CHICAGO—Moving Image and Sound Collections for Archivists, a new book by Anthony Cocciolo, offers best practice for specific media formats to preserve and make accessible the moving image and sound record. This book is for every archivist (or archivist-in-training) who has opened a box or file cabinet or otherwise unearthed some carrier of moving image and sound and has wondered what to do. You may not recognize the format, know if it held video or audio, or know how to describe the item. It’s even possible that you don’t recognize it as a carrier of moving image and sound. Most archivists encounter and most archives contain some form of moving image and sound material. Cocciolo applies concepts of appraisal, description, and accessioning to audiovisual collections, providing a solid grounding for archivists in environ-ments where resources for description, digitization, and storage are scarce.

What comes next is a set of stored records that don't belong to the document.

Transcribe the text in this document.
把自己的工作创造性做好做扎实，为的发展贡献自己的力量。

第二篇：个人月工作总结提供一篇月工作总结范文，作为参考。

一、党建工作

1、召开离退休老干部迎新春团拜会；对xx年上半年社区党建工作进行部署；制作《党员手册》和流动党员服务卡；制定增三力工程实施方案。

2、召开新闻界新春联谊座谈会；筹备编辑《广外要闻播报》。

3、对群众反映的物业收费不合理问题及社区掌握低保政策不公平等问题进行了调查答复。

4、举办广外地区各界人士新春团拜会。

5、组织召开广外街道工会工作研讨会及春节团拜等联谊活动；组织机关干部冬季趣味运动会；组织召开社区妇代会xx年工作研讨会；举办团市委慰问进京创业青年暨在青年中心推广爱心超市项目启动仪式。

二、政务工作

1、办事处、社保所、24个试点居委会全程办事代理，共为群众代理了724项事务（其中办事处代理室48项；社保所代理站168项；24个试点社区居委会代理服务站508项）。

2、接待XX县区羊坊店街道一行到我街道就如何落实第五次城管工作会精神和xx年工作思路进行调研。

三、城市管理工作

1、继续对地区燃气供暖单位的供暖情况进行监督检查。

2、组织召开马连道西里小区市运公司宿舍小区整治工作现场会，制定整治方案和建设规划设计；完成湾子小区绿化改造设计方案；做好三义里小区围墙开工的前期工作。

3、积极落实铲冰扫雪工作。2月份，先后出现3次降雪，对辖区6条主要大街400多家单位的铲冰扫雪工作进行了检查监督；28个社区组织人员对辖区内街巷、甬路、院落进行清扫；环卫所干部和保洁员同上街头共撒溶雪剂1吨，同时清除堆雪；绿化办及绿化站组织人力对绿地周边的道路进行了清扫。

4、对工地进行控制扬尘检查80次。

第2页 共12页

“As a starting point for archivists working with the incredible range of moving image and sound materials found in collections today, you could not ask for better. Readers will come away feeling informed and empowered. . . . Cocciolo’s book should have a place on the shelves of archivists who want to provide the very best care for their collections, which is to say, every archivist,” said Snowden Becker, program manager for Moving Image Archive Studies at the University of California, Los Angeles.
About the author: Anthony Cocciolo is interim dean and associate professor at Pratt Institute School of Information in New York City. His research and teaching are in born-digital archiving, digitization, and computer-mediated access as well as moving image and sound archiving. He earned his doctorate from the Communication, Media, and Learning Technologies Design program at Teachers College, Columbia University, and received a BS in computer science from the University of California, Riverside.